Aspedamite is a rare, radioactive member of the allanite group that typically presents as massive, dark-colored grains within pegmatites. It is primarily found at its type locality in Aspedam, Norway, and is valued by specialist collectors of radioactive and rare-earth minerals.
Is this aspedamite?
5-step field checkRun through these checks against the specimen in your hand. The more boxes tick, the more confident the ID.
- 1Test the hardnessTry to scratch aspedamite with a known reference. Aspedamite sits at Mohs 5.5-6 — softer than the next harder reference, harder than the previous one.

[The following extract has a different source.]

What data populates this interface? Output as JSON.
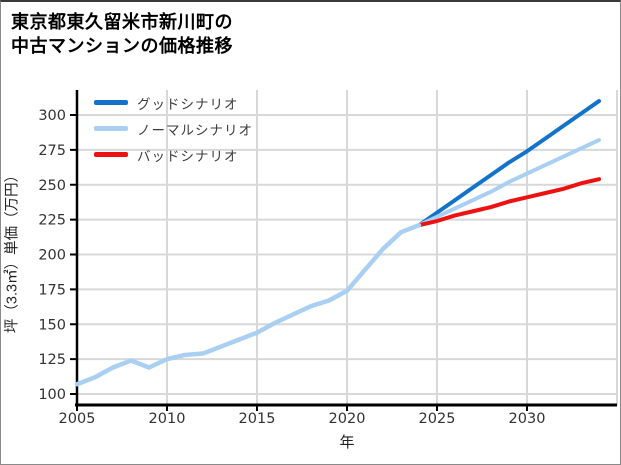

- 2Check the streakDrag the specimen across an unglazed porcelain plate. Aspedamite leaves a brownish streak.
- 3Read the lusterHold the specimen under a strong light. Aspedamite typically shows a vitreous luster.

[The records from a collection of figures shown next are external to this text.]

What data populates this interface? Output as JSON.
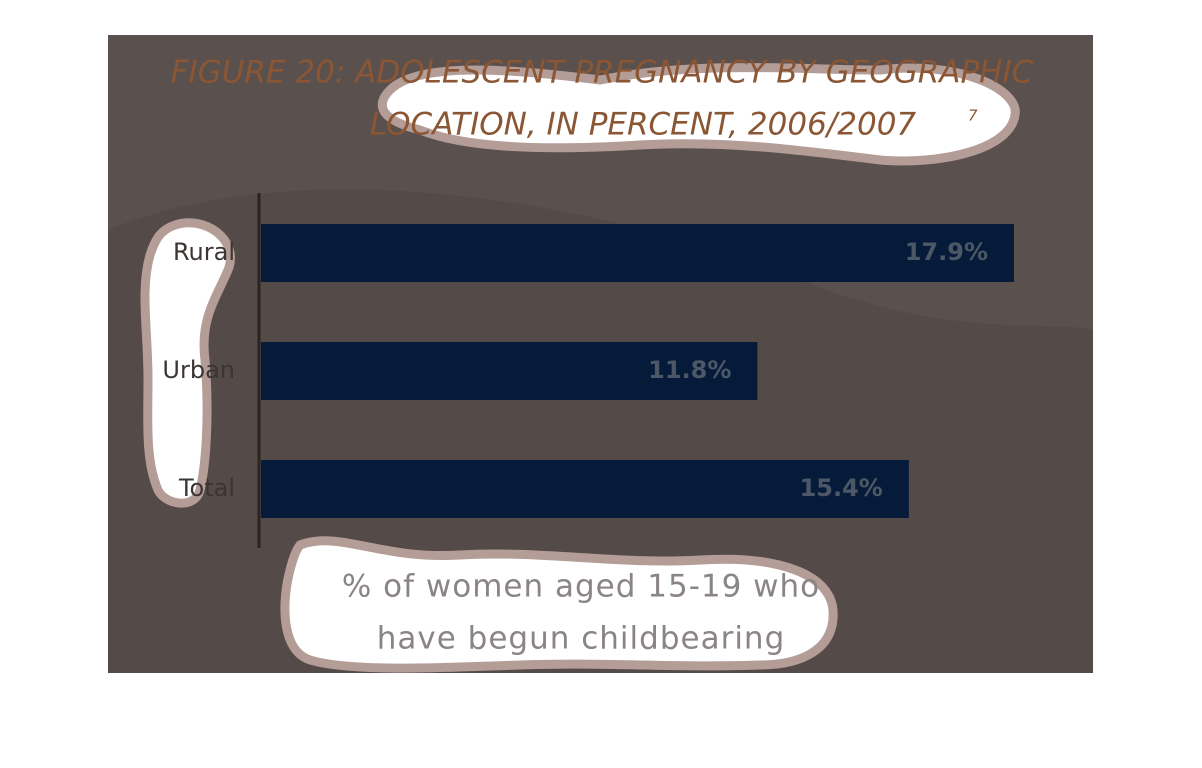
{
  "chart_data": {
    "type": "bar",
    "orientation": "horizontal",
    "title": [
      "FIGURE 20: ADOLESCENT PREGNANCY BY GEOGRAPHIC",
      "LOCATION, IN PERCENT, 2006/2007"
    ],
    "title_note": "7",
    "categories": [
      "Rural",
      "Urban",
      "Total"
    ],
    "values": [
      17.9,
      11.8,
      15.4
    ],
    "value_labels": [
      "17.9%",
      "11.8%",
      "15.4%"
    ],
    "color": "#061a3a",
    "x_label": [
      "% of women aged 15-19 who",
      "have begun childbearing"
    ]
  }
}
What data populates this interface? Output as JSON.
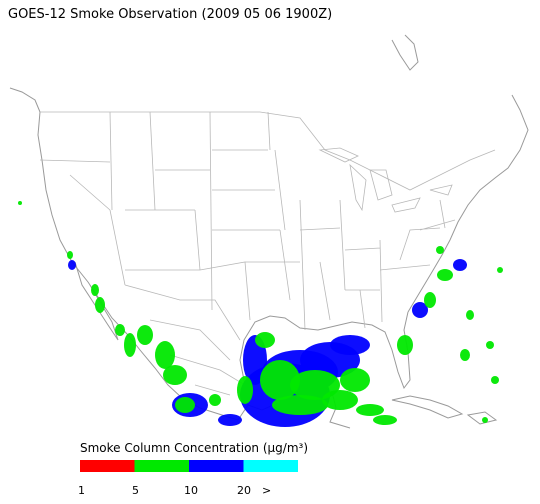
{
  "title": "GOES-12 Smoke Observation (2009 05 06  1900Z)",
  "legend": {
    "title": "Smoke Column Concentration (μg/m³)",
    "labels": [
      "1",
      "5",
      "10",
      "20",
      ">"
    ],
    "colors": [
      "#ff0000",
      "#00e800",
      "#0000ff",
      "#00ffff"
    ]
  }
}
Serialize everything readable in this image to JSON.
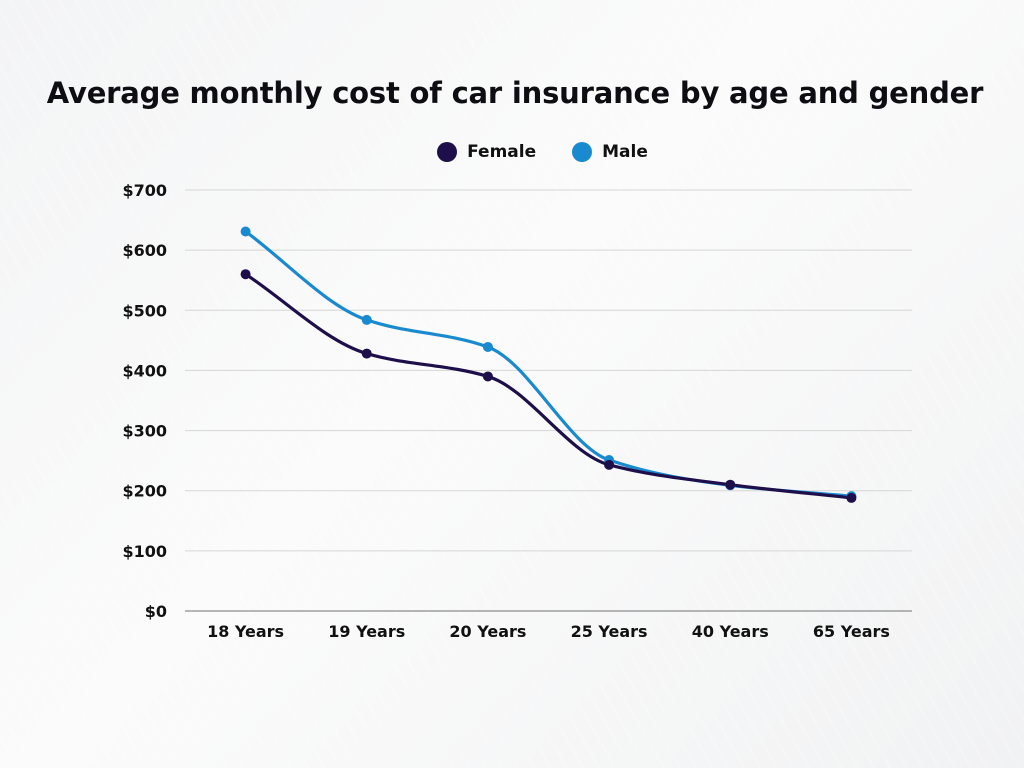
{
  "chart_data": {
    "type": "line",
    "title": "Average monthly cost of car insurance by age and gender",
    "categories": [
      "18 Years",
      "19 Years",
      "20 Years",
      "25 Years",
      "40 Years",
      "65 Years"
    ],
    "series": [
      {
        "name": "Female",
        "color": "#1e0f4a",
        "values": [
          560,
          428,
          390,
          243,
          210,
          188
        ]
      },
      {
        "name": "Male",
        "color": "#1a8ad0",
        "values": [
          631,
          484,
          439,
          251,
          209,
          191
        ]
      }
    ],
    "ylim": [
      0,
      700
    ],
    "yticks": [
      0,
      100,
      200,
      300,
      400,
      500,
      600,
      700
    ],
    "ytick_labels": [
      "$0",
      "$100",
      "$200",
      "$300",
      "$400",
      "$500",
      "$600",
      "$700"
    ],
    "xlabel": "",
    "ylabel": "",
    "grid": true,
    "legend": "top-center",
    "smooth": true
  }
}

- 4Match the color rangeCompare against the expected color range: brown, black.
- 5Look at form & habitCrystal system: monoclinic. Typical habit: massive.
Often confused with
Aspedamite vs. its common look-alikes — and how to tell them apart in the field.

How to tell apart: Streak differs — Aspedamite leaves brownish, Allanite leaves gray; luster reads vitreous on Aspedamite and submetallic on Allanite.

How to tell apart: Streak differs — Aspedamite leaves brownish, Epidote leaves white.
Often found alongside aspedamite
Minerals reported to co-occur with aspedamite. Spotting these in float or country rock is a strong cue you are in the right ground.
All properties
- Chemical formula
- CaREEFe³⁺AlFe²⁺Si₃O₁₂(OH)
- Mohs hardness
- 5.5-6
- Density
- 4.2-4.3 g/cm³
- Streak
- Brownish
- Luster
- Vitreous
- Transparency
- Opaque
- Crystal system
- Monoclinic
- Crystal habit
- Massive
- Cleavage
- None
- Rarity
- Rare
- Uses
- Collector
- Host rock
- Pegmatites
- Typical price
- $20-100 per specimen
Where rockhounds find aspedamite
Classic worldwide localities
- Aspedam, Østfold, Norway
Field-hunting tip
Look in pegmatites country — that is the host setting where aspedamite typically forms. If you start seeing microcline, quartz, biotite in float, you are in the right ground. Field specimens usually show a massive habit, so train your eye for that shape before scanning the outcrop.